Dissident rebels still operating in FARC zones where the state has little presence are continuing to operate drug routes and are believed to be co-operating with Mexican drug cartels as Colombia's coca production skyrockets. There has long been speculation about whether former FARC have continued communication with dissident factions, though no evidence has been presented publicly to support it.

Jeremy McDermott, the Medellin-based executive director of InSight Crime, a group that studies organized crime in Latin America, said many ex-guerillas may fear a repeat of what happened to demobilized paramilitary commanders a decade ago, when more dozen leaders were extradited on drug charges by former President Alvaro Uribe after reaching a peace accord with the government.

"The guerrillas may well fear this is a potential future scenario for them," he said.

The FARC long funded their insurgency by levelling a "war tax" on cocaine moving through territory it dominated, and 50 members of its leadership structure — though not Santrich — were indicted in 2006 in the U.S. on charges of running the world's largest drug cartel.

But the rebels always denied direct involvement in the business itself and rebel peace negotiators in 2013 denounced drug trafficking as a "scourge" that has "contaminated" the international financial system and generated a global health crisis.
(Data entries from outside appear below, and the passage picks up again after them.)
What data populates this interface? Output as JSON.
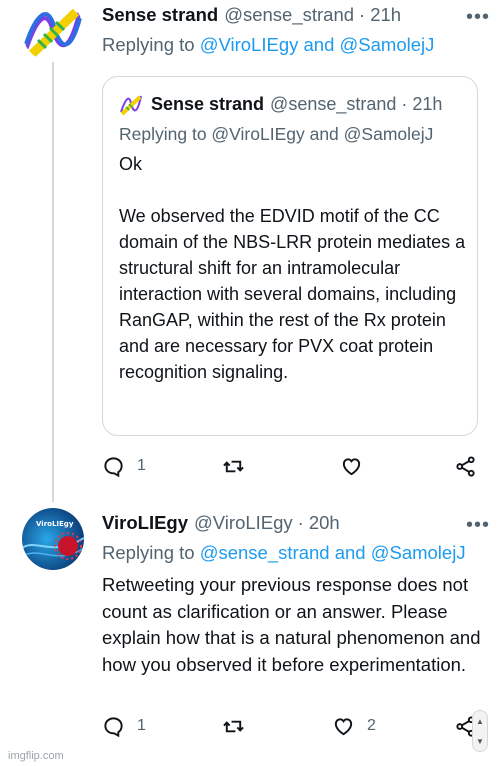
{
  "tweet1": {
    "name": "Sense strand",
    "handle": "@sense_strand",
    "dot": "·",
    "time": "21h",
    "more": "•••",
    "replying_prefix": "Replying to",
    "replying_mentions": "@ViroLIEgy and @SamolejJ",
    "quote": {
      "name": "Sense strand",
      "handle": "@sense_strand",
      "dot": "·",
      "time": "21h",
      "replying_text": "Replying to @ViroLIEgy and @SamolejJ",
      "line1": "Ok",
      "body": "We observed the EDVID motif of the CC domain of the NBS-LRR protein mediates a structural shift for an intramolecular interaction with several domains, including RanGAP, within the rest of the Rx protein and are necessary for PVX coat protein recognition signaling."
    },
    "actions": {
      "reply_count": "1",
      "retweet_count": "",
      "like_count": ""
    }
  },
  "tweet2": {
    "name": "ViroLIEgy",
    "handle": "@ViroLIEgy",
    "dot": "·",
    "time": "20h",
    "more": "•••",
    "avatar_text": "ViroLIEgy",
    "replying_prefix": "Replying to",
    "replying_mentions": "@sense_strand and @SamolejJ",
    "text": "Retweeting your previous response does not count as clarification or an answer. Please explain how that is a natural phenomenon and how you observed it before experimentation.",
    "actions": {
      "reply_count": "1",
      "retweet_count": "",
      "like_count": "2"
    }
  },
  "watermark": "imgflip.com",
  "icons": [
    "reply-icon",
    "retweet-icon",
    "like-icon",
    "share-icon",
    "more-icon"
  ],
  "colors": {
    "link": "#1d9bf0",
    "secondary": "#536471",
    "border": "#cfd9de"
  }
}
The government has also credited them with implementing a crop substitution program aimed at providing an alternative livelihood to poor peasants growing coca.

The U.S. hasn't been so forgiving, however. Last year, it exposed 21 suspected drug traffickers wanted for extradition who had been put on the FARC's list of rebel fighters and sympathizers entitled to benefits under the peace deal. The rebels called it an error but never said how the alleged criminals ended up on their rolls, although many Colombians suspect they paid for the privilege.

Santrich, the son of two teachers, was one of the first rebel leaders to bet on peace, making his arrest all the more surprising. He went to Norway in 2012 to begin negotiations with Colombia's government and then participated in talks that continued the next four years in Cuba, where he earned a reputation as being a hard-line ideologue.

In recent months, Santrich had campaigned for a seat in congress and lived in a residence filled with his paintings. Despite being blinded by a hereditary illness, he had become a prolific artist, putting tacks in his canvases to guide the direction of his brush. Many of his paintings depicted FARC guerillas still being kept behind bars after the peace accord.

Despite the FARC's belief that Santrich is being wrongly victimized by U.S. and Colombian authorities, the group's leaders said they were committed to continuing the terms of the accord.

Nonetheless, they warned, it has left many ex-combatants wondering who might be next.

"This is grave for the implementation," Ramirez said. "And this is grave for our reincorporation."